La gente desengañada quiere oír del liderazgo opositor la verdad. En este sentido, quién como Churchill prometa “sangre, sudor y lágrimas” le estará hablando al país con la verdad y abonará mucho su credibilidad. El deseo de cambio instalado en el pueblo venezolano es ya casi unánime y cada día se torna en una aspiración irrefrenable, a la cual hay que buscarle un cauce para evitar males mayores. Esto ahora no tiene discusión; por eso encontrar mecanismos que transformen la ira creciente en energía constructiva, de aquellos que hacen cola durante horas todos los días para conseguir pocos de los alimentos, productos y medicinas que requieren, es tarea primordial del liderazgo político opositor.

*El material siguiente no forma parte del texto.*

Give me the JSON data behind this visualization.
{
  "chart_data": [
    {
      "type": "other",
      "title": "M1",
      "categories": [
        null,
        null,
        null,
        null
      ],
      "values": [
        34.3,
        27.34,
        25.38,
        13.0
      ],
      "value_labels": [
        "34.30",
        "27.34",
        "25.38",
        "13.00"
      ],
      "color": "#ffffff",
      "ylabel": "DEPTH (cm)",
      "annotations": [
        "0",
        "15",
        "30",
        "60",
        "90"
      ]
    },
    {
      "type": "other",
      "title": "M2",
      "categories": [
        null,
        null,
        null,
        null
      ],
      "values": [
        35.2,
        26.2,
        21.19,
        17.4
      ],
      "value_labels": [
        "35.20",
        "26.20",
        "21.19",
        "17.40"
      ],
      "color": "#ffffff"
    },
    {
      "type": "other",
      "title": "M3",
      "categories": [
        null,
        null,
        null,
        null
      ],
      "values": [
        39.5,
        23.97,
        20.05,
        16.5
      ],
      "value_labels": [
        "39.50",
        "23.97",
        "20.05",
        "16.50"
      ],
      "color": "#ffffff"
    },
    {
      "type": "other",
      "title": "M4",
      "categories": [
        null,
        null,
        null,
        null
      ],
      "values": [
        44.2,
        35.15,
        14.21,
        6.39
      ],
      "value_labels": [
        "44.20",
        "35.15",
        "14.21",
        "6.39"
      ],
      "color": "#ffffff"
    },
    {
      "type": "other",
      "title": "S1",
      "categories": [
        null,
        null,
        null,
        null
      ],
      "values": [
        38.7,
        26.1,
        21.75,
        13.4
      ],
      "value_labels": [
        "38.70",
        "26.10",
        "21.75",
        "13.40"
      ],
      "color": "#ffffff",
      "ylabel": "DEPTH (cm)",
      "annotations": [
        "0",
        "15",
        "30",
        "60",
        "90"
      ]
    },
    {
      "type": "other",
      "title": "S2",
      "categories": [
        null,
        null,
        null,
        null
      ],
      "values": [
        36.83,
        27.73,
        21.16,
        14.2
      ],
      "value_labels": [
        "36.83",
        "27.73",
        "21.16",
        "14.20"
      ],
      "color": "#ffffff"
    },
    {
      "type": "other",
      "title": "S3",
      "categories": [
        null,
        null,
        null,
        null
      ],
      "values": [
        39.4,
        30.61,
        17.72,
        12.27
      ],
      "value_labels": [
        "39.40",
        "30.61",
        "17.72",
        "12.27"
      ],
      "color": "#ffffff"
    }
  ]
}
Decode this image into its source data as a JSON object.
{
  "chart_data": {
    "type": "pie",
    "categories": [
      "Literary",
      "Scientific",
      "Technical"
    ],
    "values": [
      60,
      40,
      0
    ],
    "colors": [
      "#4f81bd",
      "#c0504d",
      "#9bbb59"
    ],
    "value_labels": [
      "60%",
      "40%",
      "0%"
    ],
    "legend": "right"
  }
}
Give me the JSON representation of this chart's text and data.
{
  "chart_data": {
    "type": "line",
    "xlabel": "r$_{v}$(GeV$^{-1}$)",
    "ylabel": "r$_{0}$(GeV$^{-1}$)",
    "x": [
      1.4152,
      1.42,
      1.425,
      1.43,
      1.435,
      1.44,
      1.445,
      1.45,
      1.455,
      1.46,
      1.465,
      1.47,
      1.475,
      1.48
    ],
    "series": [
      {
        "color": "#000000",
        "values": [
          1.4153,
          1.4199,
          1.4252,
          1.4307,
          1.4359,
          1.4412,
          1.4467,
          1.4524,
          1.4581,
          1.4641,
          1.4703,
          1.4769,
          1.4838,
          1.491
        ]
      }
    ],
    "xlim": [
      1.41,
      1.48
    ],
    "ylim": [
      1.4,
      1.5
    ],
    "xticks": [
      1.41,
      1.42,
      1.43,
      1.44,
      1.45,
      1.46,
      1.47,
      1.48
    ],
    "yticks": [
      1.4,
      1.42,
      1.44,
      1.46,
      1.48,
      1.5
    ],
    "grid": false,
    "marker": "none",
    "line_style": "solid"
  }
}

Una manera de conseguir eso es, a la vez que se diagnostique la gravedad de la situación del país, se dibuje la dura y difícil senda que nos tocará subir, se establezca el lapso prudencial en que remontaremos la cuesta, también se explique con claridad y sencillez las diferentes vías como atacaremos y resolveremos esta severa problemática.

opinan los foristas

Así, restituido el orden constitucional, rescatado el equilibrio de los poderes, fortalecida la institución de la propiedad privada, devuelta la confianza de los actores económicos, sociales y políticos, logrado el equilibrio fiscal, derrotada la inflación, establecida la unificación cambiaria, buscado el equilibrio del bolívar con el dólar, renegociada la deuda, controlados los factores de perturbación política, lograda la paz social, etc., habremos completado una parte fundamental de la nueva gobernabilidad.

Otra tan importante como la anterior, y previa a ella, es haberle explicado al país cómo vamos a afrontar el déficit eléctrico, cómo vamos a aumentar el suministro de agua potable, cómo mejoraremos la seguridad ciudadana, cómo daremos techo a los casi tres millones de hogares que no lo tienen, cómo mejoraremos los hospitales y dispensarios, cómo recuperaremos las escuelas y liceos, cómo restituiremos la vialidad, cómo haremos fluido el transporte público, cómo vamos a combatir el desabastecimiento y la escasez, cómo rescataremos la agricultura, qué vamos a hacer para volver productivos los parques industriales, cómo enfrentaremos el problema de los barrios, cómo vamos a rescatar la infraestructura (puertos, aeropuertos, silos, etc.), qué vamos a hacer con las empresas del Estado (Sidor, Venalum, Alcasa, Ferrominera, etc.), cómo restituir a sus dueños los terrenos y empresas expropiadas y no pagadas, cómo rescatar a Pdvsa, cómo mejoraremos el ambiente, etc.

Decir la verdad por delante acerca de la gravedad del país, como explicar lo que vamos a hacer en cada caso para rescatar a la nación, es perfectamente posible, aunque en principio luzca endemoniadamente complicado. El trabajo que hizo la MUD, durante casi dos años, recogido en el documento “Lineamientos del Programa de Gobierno de la Unidad Nacional”, que agrupó a muchos técnicos de alto nivel, dio respuesta y solución en las diversas áreas de políticas públicas, a toda esta problemática señalada anteriormente. De manera que es esperanzador contar con tal acervo de conocimientos, extremadamente útiles para la reconstrucción nacional. Por otra parte las Academias Nacionales en su conjunto, produjeron un extraordinario trabajo denominado “Propuestas a la Nación”, muy relevante para reconstruir al país. También la Academia Nacional de la Ingeniería y el Hábitat ha venido desarrollando diversas líneas de trabajo en materia de desarrollo urbano y vivienda, planificación y energía, que también constituyen valiosos aportes. Grupos como el Centro de Orientación de Energía (Coener), han hecho extraordinarios esfuerzos en al campo de los hidrocarburos, electricidad y energías renovables. De todo este material tiene que servirse el liderazgo opositor para comunicarle al país como se va a afrontar, con éxitos tempranos, su progresiva recuperación.